The general manager of a large business concern knew well the ground of success when he looked for a sales manager who was "big and broad mentally, but most of all a man who was human." The man who is big and human,

though he may not find time for the forms of courtesy prescribed by polite society, will never forget the respect due to the human being in all his manner and demeanor toward him. It is the pompous clerk or subordinate dressed in a little brief authority who assumes such rude and supercilious airs as spoil business in his atmosphere. The great captains of industry, the magnates in the commercial world, whatever else they may be, are men who maintain the courtesies of life and good breeding in business as other relations. It is true, however, that "good manners need the support of manners in others" and the people with whom business men have to deal may not give exactly the support indicated.

"Business tips to Americans" might take into account the good or ill effect which the manners of the general public toward those who serve it naturally have. People of any country who fail in civility to the humblest clerk or employé in any field must help to spoil business more seriously perhaps than they realize, as well as some other things much finer than business.

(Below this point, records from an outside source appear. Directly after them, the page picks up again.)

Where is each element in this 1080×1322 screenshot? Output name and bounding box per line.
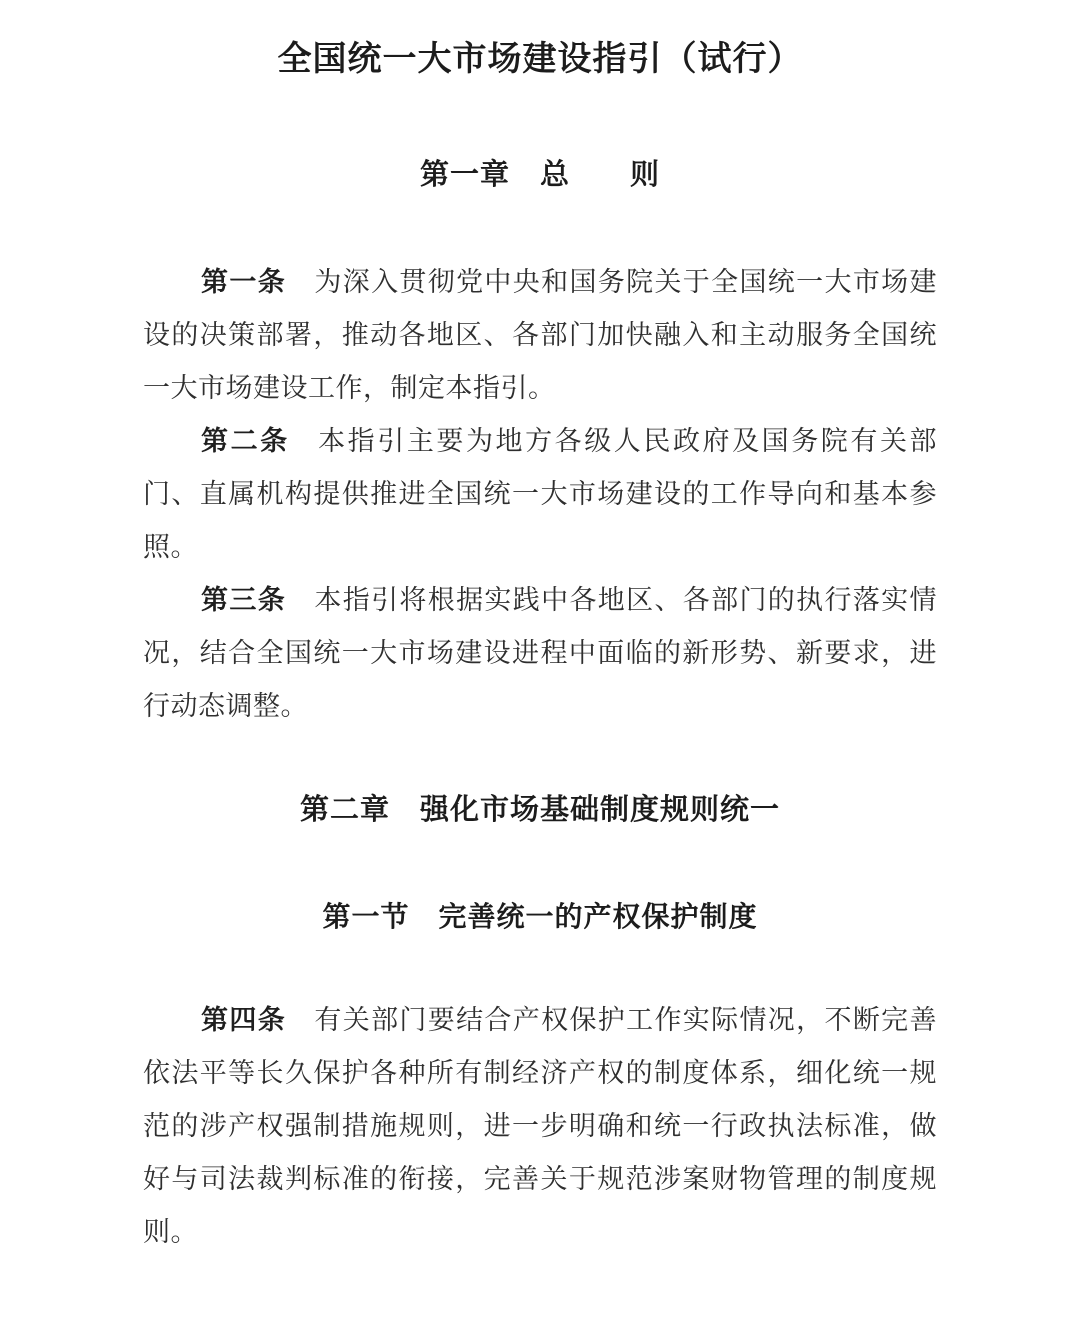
chapter-1-heading: 第一章 总 则 [419, 159, 660, 191]
chapter-2-heading: 第二章 强化市场基础制度规则统一 [299, 794, 780, 826]
article-3-number: 第三条 [201, 585, 287, 615]
article-2-paragraph [143, 415, 937, 574]
article-4-number: 第四条 [201, 1005, 287, 1035]
article-4-text: 有关部门要结合产权保护工作实际情况，不断完善依法平等长久保护各种所有制经济产权的制度体系，细化统一规范的涉产权强制措施规则，进一步明确和统一行政执法标准，做好与司法裁判标准的衔接，完善关于规范涉案财物管理的制度规则。 [143, 1005, 938, 1247]
article-2-text: 本指引主要为地方各级人民政府及国务院有关部门、直属机构提供推进全国统一大市场建设的工作导向和基本参照。 [143, 426, 938, 562]
article-1-text: 为深入贯彻党中央和国务院关于全国统一大市场建设的决策部署，推动各地区、各部门加快融入和主动服务全国统一大市场建设工作，制定本指引。 [143, 267, 938, 403]
article-3-text: 本指引将根据实践中各地区、各部门的执行落实情况，结合全国统一大市场建设进程中面临的新形势、新要求，进行动态调整。 [143, 585, 938, 721]
chapter-2-section-1-heading: 第一节 完善统一的产权保护制度 [322, 902, 758, 933]
document-title: 全国统一大市场建设指引（试行） [277, 41, 803, 78]
article-1-number: 第一条 [201, 267, 287, 297]
article-3-paragraph [143, 574, 937, 733]
article-1-paragraph [143, 256, 937, 415]
article-2-number: 第二条 [201, 426, 290, 456]
article-4-paragraph [143, 994, 937, 1259]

The changes in economic and industrial lines which send women of established social position into the business world have done much toward bringing the amenities of life to bear upon it, and still there is room for something more. From the Christmas shopper to the mistress of the mansion there is still too little of that kindly consideration for those that serve them which brings the gentle word and manner that true courtesy and good breeding demand, and above all the social ideals of the hour. From the "noblesse oblige” of the old order to the human brotherhood and equality of the new, the transition is not sufficiently complete to have wiped out class distinctions, and curtness rather takes the place of condescension in the dealings of the upper classes with

the lower, which, though less humiliating, is certainly not more conducive to good manners.

When all is told it is the Christian ideal of loving kindness toward all, which "the first true gentleman that ever breathed" brought to the world, that must prevail if men are ever to achieve that genuine courtesy for which there is always time.